We have a meeting coming up on the topic of investigating what data we have (or could acquire) to answer the question of what metadata is really required to support the discovery, selection, use and management of educational resources. At the same time as I was writing a blog post about that, over at OCWSearch they were publishing the list of top searches for their collection (I think Pierre Far is the person to thank for that). So, what does this tell us about metadata requirements?
I’ve been through the terms at the top half of the list (it says that the list is roughly in descending order of popularity, however it would be really good to know more about how popular each search term was) and tried to judge what characteristic or property of the resource the searcher was searching on.

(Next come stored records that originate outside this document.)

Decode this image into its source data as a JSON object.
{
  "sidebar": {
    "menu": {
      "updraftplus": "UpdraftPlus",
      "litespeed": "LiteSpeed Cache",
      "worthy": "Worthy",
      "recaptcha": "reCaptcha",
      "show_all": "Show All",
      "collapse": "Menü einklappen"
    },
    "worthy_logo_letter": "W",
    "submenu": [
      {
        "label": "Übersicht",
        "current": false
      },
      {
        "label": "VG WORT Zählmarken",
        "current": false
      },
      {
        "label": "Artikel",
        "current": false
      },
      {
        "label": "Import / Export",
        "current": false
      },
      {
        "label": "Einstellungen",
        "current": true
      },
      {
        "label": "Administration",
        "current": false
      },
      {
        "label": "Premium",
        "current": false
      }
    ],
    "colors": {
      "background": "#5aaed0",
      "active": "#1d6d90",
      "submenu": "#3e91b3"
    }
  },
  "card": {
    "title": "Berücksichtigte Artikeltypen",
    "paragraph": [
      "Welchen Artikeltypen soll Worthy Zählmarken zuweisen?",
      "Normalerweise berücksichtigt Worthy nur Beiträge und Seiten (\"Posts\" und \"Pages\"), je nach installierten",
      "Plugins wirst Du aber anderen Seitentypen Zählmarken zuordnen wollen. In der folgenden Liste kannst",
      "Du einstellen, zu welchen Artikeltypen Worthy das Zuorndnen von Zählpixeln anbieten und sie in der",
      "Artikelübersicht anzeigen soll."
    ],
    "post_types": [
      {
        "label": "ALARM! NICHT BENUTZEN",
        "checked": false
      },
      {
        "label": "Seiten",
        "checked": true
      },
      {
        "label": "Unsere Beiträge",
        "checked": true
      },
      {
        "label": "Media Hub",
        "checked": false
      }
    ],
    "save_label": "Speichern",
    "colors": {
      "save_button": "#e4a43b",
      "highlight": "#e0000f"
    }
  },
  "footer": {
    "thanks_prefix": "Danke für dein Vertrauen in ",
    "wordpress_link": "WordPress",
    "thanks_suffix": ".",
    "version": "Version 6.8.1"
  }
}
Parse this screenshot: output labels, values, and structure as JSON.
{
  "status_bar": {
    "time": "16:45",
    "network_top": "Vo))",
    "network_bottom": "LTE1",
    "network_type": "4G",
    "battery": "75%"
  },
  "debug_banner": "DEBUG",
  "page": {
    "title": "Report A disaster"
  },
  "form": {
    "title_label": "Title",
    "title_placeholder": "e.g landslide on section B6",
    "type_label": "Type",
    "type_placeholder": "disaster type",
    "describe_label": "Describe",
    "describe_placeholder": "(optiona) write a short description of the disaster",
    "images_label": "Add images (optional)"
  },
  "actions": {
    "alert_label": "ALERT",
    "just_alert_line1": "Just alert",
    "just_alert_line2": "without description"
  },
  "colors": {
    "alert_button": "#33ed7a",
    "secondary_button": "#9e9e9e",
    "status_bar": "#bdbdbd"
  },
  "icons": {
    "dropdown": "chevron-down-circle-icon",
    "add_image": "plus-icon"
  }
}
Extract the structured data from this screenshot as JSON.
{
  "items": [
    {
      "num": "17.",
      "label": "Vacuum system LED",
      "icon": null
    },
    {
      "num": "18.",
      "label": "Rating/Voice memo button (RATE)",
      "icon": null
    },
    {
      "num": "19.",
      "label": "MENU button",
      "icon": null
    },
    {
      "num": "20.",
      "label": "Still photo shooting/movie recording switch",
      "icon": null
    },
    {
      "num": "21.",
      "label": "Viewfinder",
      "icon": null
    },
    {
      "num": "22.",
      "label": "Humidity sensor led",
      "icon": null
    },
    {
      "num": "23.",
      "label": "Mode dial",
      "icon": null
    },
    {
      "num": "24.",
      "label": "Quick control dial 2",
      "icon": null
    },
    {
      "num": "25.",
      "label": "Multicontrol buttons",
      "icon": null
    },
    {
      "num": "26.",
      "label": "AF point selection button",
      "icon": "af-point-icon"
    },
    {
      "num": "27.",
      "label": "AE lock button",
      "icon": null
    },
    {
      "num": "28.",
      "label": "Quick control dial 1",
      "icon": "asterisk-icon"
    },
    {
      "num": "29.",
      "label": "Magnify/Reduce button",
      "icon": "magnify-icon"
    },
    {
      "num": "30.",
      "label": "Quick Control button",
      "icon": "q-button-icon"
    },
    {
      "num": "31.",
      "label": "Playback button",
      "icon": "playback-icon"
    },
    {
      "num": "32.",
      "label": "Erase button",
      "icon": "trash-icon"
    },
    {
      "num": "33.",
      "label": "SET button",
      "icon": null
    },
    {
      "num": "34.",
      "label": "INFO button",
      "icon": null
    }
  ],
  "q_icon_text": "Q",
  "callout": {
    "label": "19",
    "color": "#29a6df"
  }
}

There were just under 170 search terms in total. It doesn’t surprise me that the vast majority (over 95%) of them are subject searches. Both higher-level, broad subject terms (disciplines, e.g. “Mathematics”) and lower-level, finer-grained subject terms (topics, e.g. “Applied Geometric Algebra”) crop up in abundance. I’m not sure you can say much about their relative importance.
What’s left is (to me) more interesting. We have:
- resource types, specifically: “online text book”, “audio”, “online classes”.
- People, who seem to be staff at MIT, so while it’s possible someone is searching for material about them or about their theories, I think it is likely that people are searching for them as resource creators
- level, specifically: 101, Advanced (x2), college-level. These are often used in conjunction with subject terms.
- Course codes e.g. HSM 260, 15.822, Psy 315. (These also imply a level and a subject.)
I think with more data and more time spent on the analysis we could get some interesting results from this sort of approach.